The kernel upgrade involved getting hardware sync (as did the new waha demo, jupiter and beyond - credit where it is due), which is much more reliable timing-wise that software, because even a few instructions from flash can behave very differently depending on the concurrent memory access : since the bus is used both by the DMA to transfer the current line and the CPU to prepare the next one, the availability of cached flash data instructions can vary quite a lot, and with 7 cycles latency from flash at the used speeds, it means that one cache miss implies one pixel off !

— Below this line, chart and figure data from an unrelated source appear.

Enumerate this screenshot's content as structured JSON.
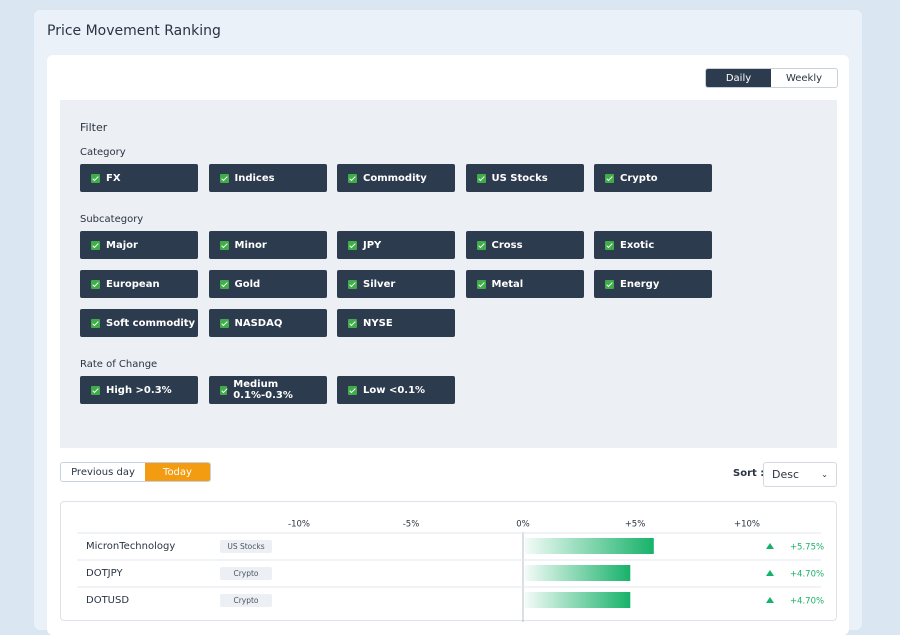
{
  "header": {
    "title": "Price Movement Ranking"
  },
  "period_toggle": {
    "options": [
      "Daily",
      "Weekly"
    ],
    "selected": 0
  },
  "filter": {
    "title": "Filter",
    "groups": [
      {
        "label": "Category",
        "options": [
          "FX",
          "Indices",
          "Commodity",
          "US Stocks",
          "Crypto"
        ]
      },
      {
        "label": "Subcategory",
        "options": [
          "Major",
          "Minor",
          "JPY",
          "Cross",
          "Exotic",
          "European",
          "Gold",
          "Silver",
          "Metal",
          "Energy",
          "Soft commodity",
          "NASDAQ",
          "NYSE"
        ]
      },
      {
        "label": "Rate of Change",
        "options": [
          "High >0.3%",
          "Medium 0.1%-0.3%",
          "Low <0.1%"
        ]
      }
    ]
  },
  "day_toggle": {
    "options": [
      "Previous day",
      "Today"
    ],
    "selected": 1
  },
  "sort": {
    "label": "Sort :",
    "value": "Desc"
  },
  "ranking": {
    "xlim": [
      -10,
      10
    ],
    "xticks": [
      {
        "value": -10,
        "label": "-10%"
      },
      {
        "value": -5,
        "label": "-5%"
      },
      {
        "value": 0,
        "label": "0%"
      },
      {
        "value": 5,
        "label": "+5%"
      },
      {
        "value": 10,
        "label": "+10%"
      }
    ],
    "color": "#17b26a",
    "names": [
      "MicronTechnology",
      "DOTJPY",
      "DOTUSD"
    ],
    "tags": [
      "US Stocks",
      "Crypto",
      "Crypto"
    ],
    "values": [
      5.75,
      4.7,
      4.7
    ],
    "value_labels": [
      "+5.75%",
      "+4.70%",
      "+4.70%"
    ]
  }
}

Of course, the pins I was using couldn't be driven directly by hardware, however I found a combination of Timers, DMA channels, pins ... (I'll try to explain the kernel in a future blog post) that implied only one pin change, h-sync.

So I went away and soldered a tiny wire directly on the new pin of the

LQFP64 chip to the vsync VGA output (I'm quite proud to have managed that with my firestick iron), and cut the original pcb trace.

Having done that, the VGA is now much more stable, and can achieve 640x480x60fps @ 4096 colors now without distortion.

Again, the controller is a snes compatible gamepad with the replaced with a ps2 mini din plug (useful to connect a keyboard).

The kernel exposes the following main elements for the graphics (as a C library) :
  • a game_init call back : initialize everything on your game
  • a game_frame callback : do what is needed every frame, like getting user input, moving sprites x/y/frame , .... , using the global integer "frame".
  • the gamepad is simply a global variable "gamepad1", read as a uint16 with 1 bit for each button.
  • a draw_buffer of 640 uint16 pixels and a "line" int to know which line it is (from 0 to 479)
  • a game_line callback : in this callback, you should draw each line (every frame) by blitting your screen line. So given a line number (from 0 to 479 and a ptr to a bunch of 16bit unsigned data, you have ~5k cycles to blit your graphics.


You can blit however you want, do what you want in 5k cycles per line : from aligned memsets (2 pixels at a time, word by word transfers, very quick) to full antialiased, rotozoomed, alpha blurred sprites (very expensive - tiny sprites !) : you do it & tune it (that's part of the fun) !

Of course, building a library / engine that you can reuse & tune from game to game is useful, but sometimes, the ad-hoc just blit it (tm) engine is simpler !

I then made a sample game, which I'll talk about in a next entry.

Wednesday, September 11, 2013

Bitbox early prototype schematics

By popular request (or not), I'm posting this schematics of the console, as CC by-sa license.

There is already quite a list of errata, so expect a rev2 of the board corresponding better to what I have now, after having pcb traces cut, Boot0/1 resistors added (still learning !),  tiny wires soldered directly on lqfp pins ... But, that is the basis I have been working on. I will make another, better revision for sure (yeah, right, promises).